For instance, as Thomas Colthurst points out in the comments, message passing algorithms don’t provably work in general Bayes nets, but do work in feedforward neural nets, which don’t have cycles. It may be that neural nets provide a restricted domain in which modeling predicate statements probabilistically is more tractable. I would have to learn more about this.

Do You Feel Lucky?

If you believe that learning “concepts” or “objects” is necessary for general intelligence (either for reasons of predicate logic or otherwise), then in order to believe that current deep learning techniques are already capable of general intelligence, you’d have to believe that deep networks are going to figure out how to represent objects somehow under the hood, without human beings needing to have conceptual understanding of how that works.

Perhaps, in the process of training a robot to navigate a room, that robot will represent the concept of “chairs” and “tables” and even derive general claims like “objects fall down when dropped”, all via reinforcement learning.

I find myself skeptical of this.

In something like image recognition, where convolutional neural networks work very well, there’s human conceptual understanding of the world of vision going on under the hood. We know that natural 2-d images generally are fairly smooth, so expanding them in terms of a multiscale wavelet basis is efficient, and that’s pretty much what convnets do.  They’re also inspired by the structure of the visual cortex.  In some sense, researchers know some things about how image recognition works on an algorithmic level.

I suspect that, similarly, we’d have to have understanding of how concepts work on an algorithmic level in order to train conceptual learning.  I used to think I knew how they worked; now I think I was describing high-level percepts, and I really don’t know what concepts are.
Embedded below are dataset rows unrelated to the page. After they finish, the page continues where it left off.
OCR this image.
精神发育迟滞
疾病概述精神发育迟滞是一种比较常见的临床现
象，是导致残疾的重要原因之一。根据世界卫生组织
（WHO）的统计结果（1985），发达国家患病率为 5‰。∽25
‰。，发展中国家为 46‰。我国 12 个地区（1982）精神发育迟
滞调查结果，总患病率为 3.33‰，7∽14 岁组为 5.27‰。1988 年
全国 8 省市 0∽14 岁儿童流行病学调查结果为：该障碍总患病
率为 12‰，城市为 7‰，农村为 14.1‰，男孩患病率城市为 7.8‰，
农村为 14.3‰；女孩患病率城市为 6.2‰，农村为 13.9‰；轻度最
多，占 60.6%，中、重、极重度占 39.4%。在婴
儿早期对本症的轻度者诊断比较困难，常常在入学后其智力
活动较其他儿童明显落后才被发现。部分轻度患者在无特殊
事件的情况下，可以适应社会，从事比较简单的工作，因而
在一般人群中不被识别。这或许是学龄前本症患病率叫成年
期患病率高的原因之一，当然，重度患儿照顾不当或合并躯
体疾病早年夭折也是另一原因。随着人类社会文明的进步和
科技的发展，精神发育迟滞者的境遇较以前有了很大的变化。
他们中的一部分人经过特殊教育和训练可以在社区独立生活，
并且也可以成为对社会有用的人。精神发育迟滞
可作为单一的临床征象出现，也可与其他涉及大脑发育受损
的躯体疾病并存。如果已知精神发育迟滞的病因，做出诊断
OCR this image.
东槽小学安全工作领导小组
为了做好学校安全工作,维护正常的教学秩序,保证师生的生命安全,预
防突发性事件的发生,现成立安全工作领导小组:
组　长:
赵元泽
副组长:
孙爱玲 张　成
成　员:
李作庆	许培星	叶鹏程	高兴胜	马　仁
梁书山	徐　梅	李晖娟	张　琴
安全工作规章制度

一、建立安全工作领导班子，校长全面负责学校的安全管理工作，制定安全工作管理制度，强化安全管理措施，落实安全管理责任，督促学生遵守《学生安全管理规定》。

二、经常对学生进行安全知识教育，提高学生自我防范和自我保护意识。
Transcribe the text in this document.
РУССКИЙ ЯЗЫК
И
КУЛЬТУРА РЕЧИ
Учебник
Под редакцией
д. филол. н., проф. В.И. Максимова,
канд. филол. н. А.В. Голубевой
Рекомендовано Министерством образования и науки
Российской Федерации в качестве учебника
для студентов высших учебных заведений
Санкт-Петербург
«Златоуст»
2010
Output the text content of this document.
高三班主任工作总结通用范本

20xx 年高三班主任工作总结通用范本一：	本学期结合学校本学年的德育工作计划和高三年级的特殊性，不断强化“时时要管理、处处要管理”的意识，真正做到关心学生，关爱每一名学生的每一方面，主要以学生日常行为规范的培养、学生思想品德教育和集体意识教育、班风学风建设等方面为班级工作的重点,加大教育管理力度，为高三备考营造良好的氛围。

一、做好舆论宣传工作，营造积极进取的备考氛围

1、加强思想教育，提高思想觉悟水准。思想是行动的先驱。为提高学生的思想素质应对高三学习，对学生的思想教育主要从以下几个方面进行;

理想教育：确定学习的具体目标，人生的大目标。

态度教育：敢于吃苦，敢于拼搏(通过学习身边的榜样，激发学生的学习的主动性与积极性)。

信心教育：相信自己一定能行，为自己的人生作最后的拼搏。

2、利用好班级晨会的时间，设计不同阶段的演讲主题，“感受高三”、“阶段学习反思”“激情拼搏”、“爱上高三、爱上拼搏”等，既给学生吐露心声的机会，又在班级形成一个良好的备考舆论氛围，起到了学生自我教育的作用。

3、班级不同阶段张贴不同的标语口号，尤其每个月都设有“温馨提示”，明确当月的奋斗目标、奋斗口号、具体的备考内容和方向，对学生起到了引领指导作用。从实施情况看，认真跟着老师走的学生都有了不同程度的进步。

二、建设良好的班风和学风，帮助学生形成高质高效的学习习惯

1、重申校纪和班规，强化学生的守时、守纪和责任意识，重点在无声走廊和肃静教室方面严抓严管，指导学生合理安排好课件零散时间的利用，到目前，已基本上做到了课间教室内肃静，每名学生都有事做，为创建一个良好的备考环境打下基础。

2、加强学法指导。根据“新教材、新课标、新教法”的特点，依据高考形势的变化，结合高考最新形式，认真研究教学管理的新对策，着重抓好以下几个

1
The idea that you can throw a bunch of computing power at a scientific problem, without understanding of fundamentals, and get out answers, is something that I’ve become very skeptical of, based on examples from biology where bigger drug screening programs and more molecular biology understanding don’t necessarily lead to more successful drugs.  It’s not in-principle impossible that you could have enough data to overcome the problem of multiple hypothesis testing, but modern science doesn’t have a great track record of actually doing that.

Getting artificial intelligence “by accident” from really big neural nets seems unlikely to me in the same way that getting a cure for cancer “by accident” from combining huge amounts of “omics” data seems unlikely to me.

What I’m Not Saying

I’m not saying that strong AI is impossible in principle.

I’m not saying that strong AI won’t be developed, with conceptual breakthroughs.  Researchers are working on conceptually novel approaches like differentiable computing and program induction that might lead to machines that can learn concepts and predicates.

I’m not saying that narrow AI might not be a very big deal, economically and technologically and culturally.

I’m not trying to malign the accomplishments of people who work on deep learning. (I admire them greatly and am trying to get up to speed in the field myself, and think deep learning is pretty awesome.)

I’m saying that I don’t think we’re done.